Based on clinical record review and interviews with staff, it was determined that the facility failed to inform a resident's family member when a medication was prescribed for one of five residents reviewed (Resident R4).
Clinical record review for Resident R4 revealed an Admission MDS (Minimum Data Set - a mandatory periodic resident assessment tool), dated July 10, 2019, which indicated that the resident was admitted to the facility July 3, 2019, and was severly cognitively impaired. Diagnoses included: Alzheimer's Disease (a progressive disease that destroys memory and other important mental functions), unspecified pain, rotator cuff tear and lower back pain related to a pinched nerve.
Review of physician's notes for Resident R4 revealed a note, dated July 11, 2019, which indicated that the resident's daughter was concerned that Tramadol (a pain relieving medication) was making the resident's dementia worse and requested that the medication be held.
Review of the July 2019 Medication Administration Records (MARs) revealed that the medication was stopped on July 11, 2019.
Continued review of physician's notes for Resident R4 revealed an evaluation note, completed on July 18, 2019, for an evaluation of pain. The note indicated that the resident came to the facility due to being unable to care for himself due to severe pain, that the resident had Alzheimers, did not know what medications he was taking, and had nonsensical speech. The resident was observed by the physician to have pain to touch and appears uncomfortable. The physician noted that the resident's family member requested to discontinue Tramadol due to concerns of increasing confusion. The physician also noted to restart the Tramadol due to the resident being in pain.

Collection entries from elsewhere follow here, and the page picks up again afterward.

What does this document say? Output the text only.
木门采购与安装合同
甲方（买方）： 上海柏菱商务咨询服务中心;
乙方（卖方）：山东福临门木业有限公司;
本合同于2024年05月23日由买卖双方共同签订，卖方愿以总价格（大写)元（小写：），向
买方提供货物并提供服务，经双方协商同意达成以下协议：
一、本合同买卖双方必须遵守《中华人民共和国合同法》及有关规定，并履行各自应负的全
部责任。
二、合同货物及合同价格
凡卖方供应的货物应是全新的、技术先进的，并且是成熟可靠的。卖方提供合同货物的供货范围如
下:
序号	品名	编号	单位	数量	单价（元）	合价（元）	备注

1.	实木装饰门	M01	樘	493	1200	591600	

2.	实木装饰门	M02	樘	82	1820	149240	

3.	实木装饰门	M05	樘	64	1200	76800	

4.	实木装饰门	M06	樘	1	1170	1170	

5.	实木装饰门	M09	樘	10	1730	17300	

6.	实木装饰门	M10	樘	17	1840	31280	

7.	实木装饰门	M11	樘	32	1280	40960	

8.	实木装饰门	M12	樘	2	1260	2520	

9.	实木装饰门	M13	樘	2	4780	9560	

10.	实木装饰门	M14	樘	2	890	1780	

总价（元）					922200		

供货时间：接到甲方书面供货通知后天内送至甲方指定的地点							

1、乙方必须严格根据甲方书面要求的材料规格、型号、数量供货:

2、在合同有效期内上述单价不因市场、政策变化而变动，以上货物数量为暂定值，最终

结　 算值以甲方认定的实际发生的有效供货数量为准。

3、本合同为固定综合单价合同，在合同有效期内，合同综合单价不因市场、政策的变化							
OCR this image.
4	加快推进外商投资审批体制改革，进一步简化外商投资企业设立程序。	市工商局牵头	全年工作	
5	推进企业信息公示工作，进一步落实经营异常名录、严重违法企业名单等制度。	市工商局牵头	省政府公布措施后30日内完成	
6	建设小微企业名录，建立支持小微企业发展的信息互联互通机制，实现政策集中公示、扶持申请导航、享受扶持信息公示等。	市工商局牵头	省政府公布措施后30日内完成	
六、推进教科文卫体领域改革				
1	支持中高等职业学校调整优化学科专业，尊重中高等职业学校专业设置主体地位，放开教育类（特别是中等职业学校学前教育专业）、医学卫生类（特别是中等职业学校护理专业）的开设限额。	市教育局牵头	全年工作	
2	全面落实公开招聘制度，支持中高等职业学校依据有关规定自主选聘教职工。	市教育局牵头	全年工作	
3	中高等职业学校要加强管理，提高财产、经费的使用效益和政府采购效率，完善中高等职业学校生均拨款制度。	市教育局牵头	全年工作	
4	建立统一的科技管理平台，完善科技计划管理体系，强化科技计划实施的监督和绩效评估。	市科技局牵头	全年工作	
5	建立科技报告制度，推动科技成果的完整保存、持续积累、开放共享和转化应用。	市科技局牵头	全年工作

Review of the July 2019 MARs revealed that the medication was restarted on July 18, 2019.
Review of nurses notes revealed a note, dated July 18, 2019, at 11:11 p.m. which indicated that the physician restarted Tramadol that evening and that Resident R4 reported relief from back pain.
Continued record review revealed that there was no documentation available in the record to indicate that the resident's family member had been notified of the physician's order to restart the Tramadol.
Further record review revealed a nurses note, dated July 24, 2019, at 1:00 p.m. which indicated that Resident R4's family member observed the nurse administering the Tramadol to the resident. The nurse noted that the resident was restarted on Tramadol due to complaints of back pain. The family member requested that the medication be discontinued again at that time.
Review of the July 2019 MARs revealed that the medication was discontinued again on July 24, 2019.
Interview on August 16, 2019, at 12:15 p.m., the Director of Nursing and the Assistant Director of Nursing confirmed that Resident R4's family member should have been notified when the resident was restarted on Tramadol.
The facility failed to inform a resident's family member when a medication was prescribed.